140字プロレス鶴見辰吾ジラ

オカルトの森へようこそ THE MOVIEの140字プロレス鶴見辰吾ジラのレビュー・感想・評価

4.0
【NOPE】

白石晃士作品の魅力は、POVという固定された疑似視点に見る実景に映る異形の禍禍しさ、不穏、ワクワク感。大晦日に紅白歌合戦そっちのけで、ビートたかしの超常現象特番を見ていた私には堪らない。現在公開中のジョーダン・ピール最新作「NOPE」もスケール感ある実景に映る異形にワクワクしたのだが、本作は白石晃士作品を見続けた身としては、実家のような安心感と体温、そしてスケール感が足されたことで生じるハリウッド系統作品のつまみ食いをしたような加算体制にさらにテンションが上がった。

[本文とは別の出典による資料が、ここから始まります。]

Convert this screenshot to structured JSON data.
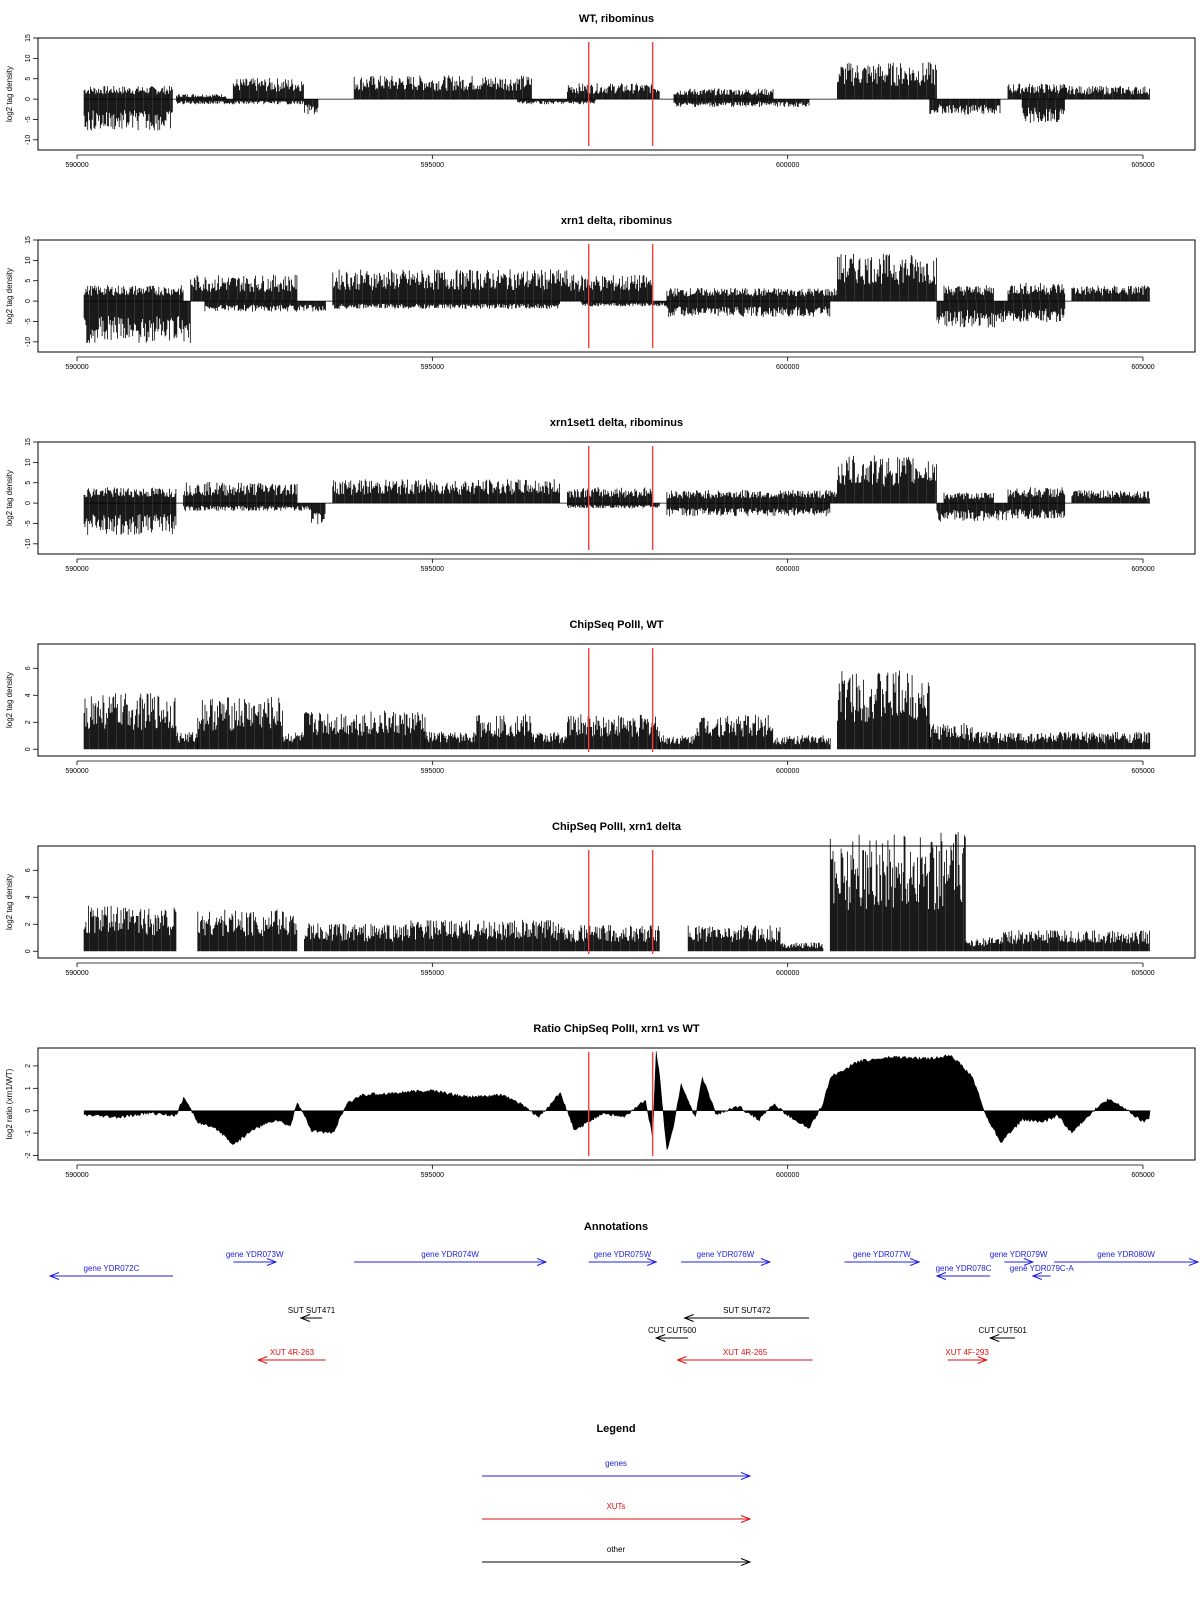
{
  "chart_data": [
    {
      "type": "bar",
      "title": "WT, ribominus",
      "ylabel": "log2 tag density",
      "ylim": [
        -12.5,
        15
      ],
      "yticks": [
        -10,
        -5,
        0,
        5,
        10,
        15
      ],
      "xlim": [
        590000,
        605000
      ],
      "xticks": [
        "590000",
        "595000",
        "600000",
        "605000"
      ],
      "markers": [
        597200,
        598100
      ],
      "forward": [
        {
          "from": 590100,
          "to": 591350,
          "level": 2.5
        },
        {
          "from": 591400,
          "to": 592100,
          "level": 1
        },
        {
          "from": 592200,
          "to": 593200,
          "level": 4
        },
        {
          "from": 593900,
          "to": 596400,
          "level": 4.5
        },
        {
          "from": 596900,
          "to": 598200,
          "level": 3
        },
        {
          "from": 598400,
          "to": 599800,
          "level": 2
        },
        {
          "from": 600700,
          "to": 602100,
          "level": 7
        },
        {
          "from": 603100,
          "to": 603900,
          "level": 3
        },
        {
          "from": 603900,
          "to": 605100,
          "level": 2.5
        }
      ],
      "reverse": [
        {
          "from": 590100,
          "to": 591350,
          "level": -6
        },
        {
          "from": 591400,
          "to": 593200,
          "level": -1
        },
        {
          "from": 593200,
          "to": 593400,
          "level": -3
        },
        {
          "from": 596200,
          "to": 597300,
          "level": -1
        },
        {
          "from": 598400,
          "to": 600300,
          "level": -1.5
        },
        {
          "from": 602000,
          "to": 603000,
          "level": -3
        },
        {
          "from": 603300,
          "to": 603900,
          "level": -4.5
        }
      ]
    },
    {
      "type": "bar",
      "title": "xrn1 delta, ribominus",
      "ylabel": "log2 tag density",
      "ylim": [
        -12.5,
        15
      ],
      "yticks": [
        -10,
        -5,
        0,
        5,
        10,
        15
      ],
      "xlim": [
        590000,
        605000
      ],
      "xticks": [
        "590000",
        "595000",
        "600000",
        "605000"
      ],
      "markers": [
        597200,
        598100
      ],
      "forward": [
        {
          "from": 590100,
          "to": 591500,
          "level": 3
        },
        {
          "from": 591600,
          "to": 593100,
          "level": 5
        },
        {
          "from": 593600,
          "to": 596900,
          "level": 6
        },
        {
          "from": 596900,
          "to": 598100,
          "level": 5
        },
        {
          "from": 598300,
          "to": 600700,
          "level": 2.5
        },
        {
          "from": 600700,
          "to": 602100,
          "level": 9
        },
        {
          "from": 602200,
          "to": 602900,
          "level": 3
        },
        {
          "from": 603100,
          "to": 603900,
          "level": 3.5
        },
        {
          "from": 604000,
          "to": 605100,
          "level": 3
        }
      ],
      "reverse": [
        {
          "from": 590100,
          "to": 591600,
          "level": -8
        },
        {
          "from": 591800,
          "to": 593500,
          "level": -2
        },
        {
          "from": 593600,
          "to": 596800,
          "level": -1.5
        },
        {
          "from": 597100,
          "to": 598300,
          "level": -1
        },
        {
          "from": 598300,
          "to": 600600,
          "level": -3
        },
        {
          "from": 602100,
          "to": 603000,
          "level": -5
        },
        {
          "from": 603000,
          "to": 603900,
          "level": -4
        }
      ]
    },
    {
      "type": "bar",
      "title": "xrn1set1 delta, ribominus",
      "ylabel": "log2 tag density",
      "ylim": [
        -12.5,
        15
      ],
      "yticks": [
        -10,
        -5,
        0,
        5,
        10,
        15
      ],
      "xlim": [
        590000,
        605000
      ],
      "xticks": [
        "590000",
        "595000",
        "600000",
        "605000"
      ],
      "markers": [
        597200,
        598100
      ],
      "forward": [
        {
          "from": 590100,
          "to": 591400,
          "level": 3
        },
        {
          "from": 591500,
          "to": 593100,
          "level": 4
        },
        {
          "from": 593600,
          "to": 596800,
          "level": 4.5
        },
        {
          "from": 596900,
          "to": 598100,
          "level": 3
        },
        {
          "from": 598300,
          "to": 600700,
          "level": 2.5
        },
        {
          "from": 600700,
          "to": 602100,
          "level": 9
        },
        {
          "from": 602200,
          "to": 602900,
          "level": 2
        },
        {
          "from": 603100,
          "to": 603900,
          "level": 3
        },
        {
          "from": 604000,
          "to": 605100,
          "level": 2.5
        }
      ],
      "reverse": [
        {
          "from": 590100,
          "to": 591400,
          "level": -6
        },
        {
          "from": 591500,
          "to": 593300,
          "level": -1.5
        },
        {
          "from": 593300,
          "to": 593500,
          "level": -4
        },
        {
          "from": 596900,
          "to": 598200,
          "level": -1
        },
        {
          "from": 598300,
          "to": 600600,
          "level": -2.5
        },
        {
          "from": 602100,
          "to": 603100,
          "level": -3.5
        },
        {
          "from": 603100,
          "to": 603900,
          "level": -3
        }
      ]
    },
    {
      "type": "bar",
      "title": "ChipSeq PolII, WT",
      "ylabel": "log2 tag density",
      "ylim": [
        -0.5,
        7.8
      ],
      "yticks": [
        0,
        2,
        4,
        6
      ],
      "xlim": [
        590000,
        605000
      ],
      "xticks": [
        "590000",
        "595000",
        "600000",
        "605000"
      ],
      "markers": [
        597200,
        598100
      ],
      "forward": [
        {
          "from": 590100,
          "to": 591400,
          "level": 3.2
        },
        {
          "from": 591400,
          "to": 591700,
          "level": 1
        },
        {
          "from": 591700,
          "to": 592900,
          "level": 3
        },
        {
          "from": 592900,
          "to": 593200,
          "level": 1
        },
        {
          "from": 593200,
          "to": 594900,
          "level": 2.2
        },
        {
          "from": 594900,
          "to": 595600,
          "level": 1
        },
        {
          "from": 595600,
          "to": 596400,
          "level": 2
        },
        {
          "from": 596400,
          "to": 596900,
          "level": 1
        },
        {
          "from": 596900,
          "to": 598200,
          "level": 2
        },
        {
          "from": 598200,
          "to": 598700,
          "level": 0.8
        },
        {
          "from": 598700,
          "to": 599800,
          "level": 2
        },
        {
          "from": 599800,
          "to": 600600,
          "level": 0.8
        },
        {
          "from": 600700,
          "to": 602000,
          "level": 4.5
        },
        {
          "from": 602000,
          "to": 602600,
          "level": 1.5
        },
        {
          "from": 602600,
          "to": 605100,
          "level": 1
        }
      ],
      "reverse": []
    },
    {
      "type": "bar",
      "title": "ChipSeq PolII, xrn1 delta",
      "ylabel": "log2 tag density",
      "ylim": [
        -0.5,
        7.8
      ],
      "yticks": [
        0,
        2,
        4,
        6
      ],
      "xlim": [
        590000,
        605000
      ],
      "xticks": [
        "590000",
        "595000",
        "600000",
        "605000"
      ],
      "markers": [
        597200,
        598100
      ],
      "forward": [
        {
          "from": 590100,
          "to": 591400,
          "level": 2.6
        },
        {
          "from": 591700,
          "to": 593100,
          "level": 2.4
        },
        {
          "from": 593200,
          "to": 594700,
          "level": 1.6
        },
        {
          "from": 594700,
          "to": 596900,
          "level": 1.8
        },
        {
          "from": 596900,
          "to": 598200,
          "level": 1.5
        },
        {
          "from": 598600,
          "to": 599900,
          "level": 1.5
        },
        {
          "from": 599900,
          "to": 600500,
          "level": 0.5
        },
        {
          "from": 600600,
          "to": 602500,
          "level": 6.8
        },
        {
          "from": 602500,
          "to": 603000,
          "level": 0.8
        },
        {
          "from": 603000,
          "to": 605100,
          "level": 1.2
        }
      ],
      "reverse": []
    },
    {
      "type": "area",
      "title": "Ratio ChipSeq PolII, xrn1 vs WT",
      "ylabel": "log2 ratio (xrn1/WT)",
      "ylim": [
        -2.2,
        2.8
      ],
      "yticks": [
        -2,
        -1,
        0,
        1,
        2
      ],
      "xlim": [
        590000,
        605000
      ],
      "xticks": [
        "590000",
        "595000",
        "600000",
        "605000"
      ],
      "markers": [
        597200,
        598100
      ],
      "x": [
        590100,
        590600,
        591000,
        591400,
        591500,
        591700,
        592000,
        592200,
        592500,
        592800,
        593000,
        593100,
        593300,
        593600,
        593800,
        594000,
        594500,
        595000,
        595500,
        596000,
        596300,
        596500,
        596800,
        597000,
        597200,
        597400,
        597700,
        598000,
        598100,
        598150,
        598200,
        598300,
        598400,
        598500,
        598700,
        598800,
        599000,
        599300,
        599600,
        599800,
        600000,
        600300,
        600500,
        600600,
        601000,
        601500,
        602000,
        602300,
        602600,
        602800,
        603000,
        603300,
        603600,
        603800,
        604000,
        604200,
        604500,
        604700,
        605000,
        605100
      ],
      "values": [
        -0.2,
        -0.3,
        -0.1,
        -0.2,
        0.6,
        -0.5,
        -0.9,
        -1.5,
        -0.8,
        -0.4,
        -0.7,
        0.4,
        -0.9,
        -1.0,
        0.3,
        0.7,
        0.8,
        0.9,
        0.6,
        0.7,
        0.2,
        -0.3,
        0.8,
        -0.9,
        -0.5,
        -0.1,
        -0.3,
        0.5,
        -1.2,
        2.6,
        1.5,
        -1.8,
        -0.6,
        1.2,
        -0.3,
        1.5,
        -0.2,
        0.2,
        -0.4,
        0.3,
        -0.2,
        -0.8,
        0.3,
        1.5,
        2.2,
        2.4,
        2.3,
        2.5,
        1.5,
        -0.3,
        -1.4,
        -0.4,
        -0.5,
        -0.2,
        -1.0,
        -0.3,
        0.5,
        0.2,
        -0.5,
        -0.3
      ]
    }
  ],
  "annotations": {
    "title": "Annotations",
    "xlim": [
      590000,
      605000
    ],
    "items": [
      {
        "label": "gene YDR072C",
        "from": 591350,
        "to": 589600,
        "row": 1,
        "kind": "gene"
      },
      {
        "label": "gene YDR073W",
        "from": 592200,
        "to": 592800,
        "row": 0,
        "kind": "gene"
      },
      {
        "label": "gene YDR074W",
        "from": 593900,
        "to": 596600,
        "row": 0,
        "kind": "gene"
      },
      {
        "label": "gene YDR075W",
        "from": 597200,
        "to": 598150,
        "row": 0,
        "kind": "gene"
      },
      {
        "label": "gene YDR076W",
        "from": 598500,
        "to": 599750,
        "row": 0,
        "kind": "gene"
      },
      {
        "label": "gene YDR077W",
        "from": 600800,
        "to": 601850,
        "row": 0,
        "kind": "gene"
      },
      {
        "label": "gene YDR078C",
        "from": 602850,
        "to": 602100,
        "row": 1,
        "kind": "gene"
      },
      {
        "label": "gene YDR079W",
        "from": 603050,
        "to": 603450,
        "row": 0,
        "kind": "gene"
      },
      {
        "label": "gene YDR079C-A",
        "from": 603700,
        "to": 603450,
        "row": 1,
        "kind": "gene"
      },
      {
        "label": "gene YDR080W",
        "from": 603750,
        "to": 605900,
        "row": 0,
        "kind": "gene"
      },
      {
        "label": "SUT SUT471",
        "from": 593450,
        "to": 593150,
        "row": 2,
        "kind": "other"
      },
      {
        "label": "SUT SUT472",
        "from": 600300,
        "to": 598550,
        "row": 2,
        "kind": "other"
      },
      {
        "label": "CUT CUT500",
        "from": 598600,
        "to": 598150,
        "row": 3,
        "kind": "other"
      },
      {
        "label": "CUT CUT501",
        "from": 603200,
        "to": 602850,
        "row": 3,
        "kind": "other"
      },
      {
        "label": "XUT 4R-263",
        "from": 593500,
        "to": 592550,
        "row": 4,
        "kind": "xut"
      },
      {
        "label": "XUT 4R-265",
        "from": 600350,
        "to": 598450,
        "row": 4,
        "kind": "xut"
      },
      {
        "label": "XUT 4F-293",
        "from": 602250,
        "to": 602800,
        "row": 4,
        "kind": "xut"
      }
    ]
  },
  "legend": {
    "title": "Legend",
    "items": [
      {
        "label": "genes",
        "kind": "gene"
      },
      {
        "label": "XUTs",
        "kind": "xut"
      },
      {
        "label": "other",
        "kind": "other"
      }
    ]
  },
  "colors": {
    "gene": "#2020dd",
    "xut": "#dd1111",
    "other": "#000000",
    "marker": "#ff3b3b",
    "bars": "#000000"
  }
}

作中で「傑作を撮る」と意気込む姿は、10年以上前に「ノロイ」「オカルト」という長編映画を世に出した白石晃士の劇中の情感と監督としての情感が入り混じるエモーションを感じてならない。それゆえの白石晃士バースのキャラクターの助っ人から継ぎ足し継ぎ足ししている白石晃士秘伝のタレをふんだんに使いつつも、アクション映画としてのヴィジュアル→実行のイメージが、銃撃シーン、カーチェイスシーン、ジュラシックなシーン、戦争映画的な被弾シーンと随所に挿入される。映画以外にも「笑ってはいけない〇〇」を模したシーンの登場も、等身大からステージを上げようという気概が感じられつつ、戦闘準備のカットに時間を要する体温の流しどころのアンバランス感が心地良い。

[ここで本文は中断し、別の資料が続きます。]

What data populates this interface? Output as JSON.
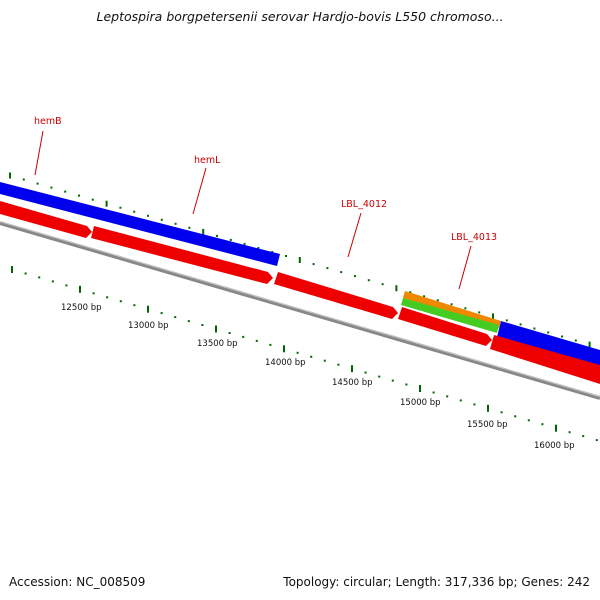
{
  "title": "Leptospira borgpetersenii serovar Hardjo-bovis L550 chromoso...",
  "footer": {
    "accession": "Accession: NC_008509",
    "summary": "Topology: circular; Length: 317,336 bp; Genes: 242"
  },
  "colors": {
    "forward_cds": "#0000ee",
    "reverse_cds": "#ee0000",
    "orange_feature": "#ee8800",
    "green_feature": "#44cc22",
    "backbone": "#888888",
    "tick": "#006600",
    "label": "#cc0000"
  },
  "gene_labels": [
    "hemB",
    "hemL",
    "LBL_4012",
    "LBL_4013"
  ],
  "ruler_labels": [
    "12500 bp",
    "13000 bp",
    "13500 bp",
    "14000 bp",
    "14500 bp",
    "15000 bp",
    "15500 bp",
    "16000 bp"
  ]
}
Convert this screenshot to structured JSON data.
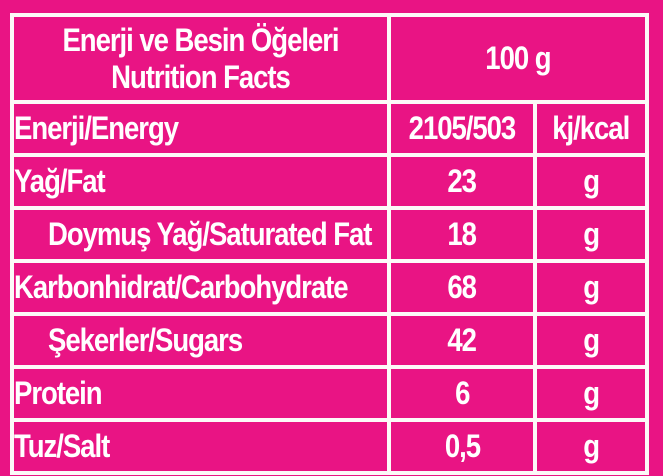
{
  "style": {
    "background_color": "#E91484",
    "grid_color": "#FCFAF8",
    "text_color": "#FFFFFF"
  },
  "nutrition_table": {
    "header": {
      "title_tr": "Enerji ve Besin Öğeleri",
      "title_en": "Nutrition Facts",
      "serving_size": "100 g"
    },
    "rows": [
      {
        "label": "Enerji/Energy",
        "value": "2105/503",
        "unit": "kj/kcal",
        "indent": false
      },
      {
        "label": "Yağ/Fat",
        "value": "23",
        "unit": "g",
        "indent": false
      },
      {
        "label": "Doymuş Yağ/Saturated Fat",
        "value": "18",
        "unit": "g",
        "indent": true
      },
      {
        "label": "Karbonhidrat/Carbohydrate",
        "value": "68",
        "unit": "g",
        "indent": false
      },
      {
        "label": "Şekerler/Sugars",
        "value": "42",
        "unit": "g",
        "indent": true
      },
      {
        "label": "Protein",
        "value": "6",
        "unit": "g",
        "indent": false
      },
      {
        "label": "Tuz/Salt",
        "value": "0,5",
        "unit": "g",
        "indent": false
      }
    ]
  }
}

アクション映画していて、スケール感、スペクタクル感を出そうとしつつ、本作はジュブい映画でもある。(ジュブナイル映画的という意)キャラクターのモチベーションの上げ方が、男女共にストレートに異性に対しての意識からくる活力なところは、オッサン映画としてダサさが満載だが、ジュブいからこそドライブ感があった。セガール的な立ち回りをする宇野祥平演じる江野(白石バースお馴染みキャラ)は、一見さんにはアンバランスだが、白石バースの江野くんを見続けたファンならブースト感あるキャラで良い。

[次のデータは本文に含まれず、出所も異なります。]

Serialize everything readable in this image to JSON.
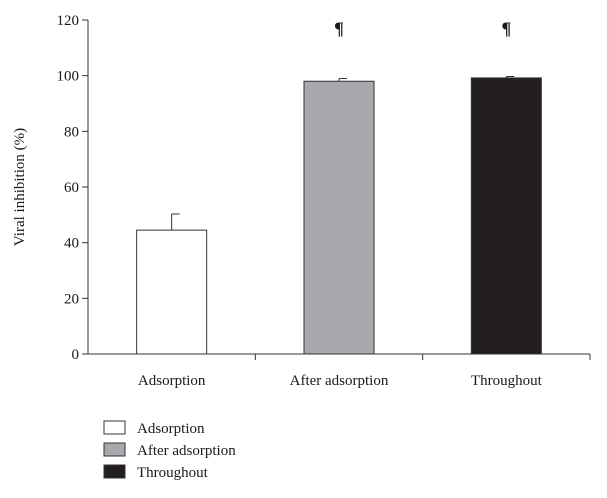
{
  "chart_data": {
    "type": "bar",
    "title": "",
    "xlabel": "",
    "ylabel": "Viral inhibition (%)",
    "ylim": [
      0,
      120
    ],
    "yticks": [
      0,
      20,
      40,
      60,
      80,
      100,
      120
    ],
    "grid": false,
    "legend_position": "bottom-left",
    "categories": [
      "Adsorption",
      "After adsorption",
      "Throughout"
    ],
    "values": [
      44.5,
      98,
      99.2
    ],
    "error": [
      5.8,
      1.0,
      0.5
    ],
    "annotations": [
      "",
      "¶",
      "¶"
    ],
    "colors": [
      "#ffffff",
      "#a8a9ac",
      "#231f20"
    ],
    "legend": [
      {
        "label": "Adsorption",
        "color": "#ffffff"
      },
      {
        "label": "After adsorption",
        "color": "#a8a9ac"
      },
      {
        "label": "Throughout",
        "color": "#231f20"
      }
    ]
  }
}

劇中で「傑作を撮る」に対してメタい発言が散見されるが、本作が傑作かどうかを気にしない箱庭属性か、白石晃士にメジャーになって欲しい野心属性かで、少々意見が割れる部分もあるだろう。※個人的には箱庭7の野心3だ。

何より筧美和子の存在感が目を惹いた。吉田恵輔の「犬猿」でも良い役回り立ち回りだったが、「犬猿」ではグラドルとしての筧美和子の利用価値が表れる部分があったが、今回はストレートに筧美和子を女優として扱っていた(扱おうとした)ところがエモく、本作のジュブさをより高い位置に設定している。

終盤は、白石晃士映画の中では屈指に人が出てくる。それが本作の対象を撮影するためのリスクを背負うこと、覚悟することにも繋がり、ここで「NOPE」との精神的な符号を感じた。そのリスクと覚悟に関して、映画内の目的のためとはいえ、一線を超えるようなミッションクリア条件を突きつけられる場面もあり、メジャーを目指す傑作としては、攻めどころがリスクに対しての過剰性を伴ったかのように見えるが、そこは白石晃士のポトラッチだろうし、逆にマイナーな視点でしか見られないであろうことへの反骨精神のようにも見えた。最後が照れ隠し?的な終わり方をするわけだが、オッサン監督の撮影視点映画が、まだ若さあるモチベーションで覚悟を決めるジュブさを誇るのだがら個人的には、白石晃士バースの観測者としてニンマリできる映画だった。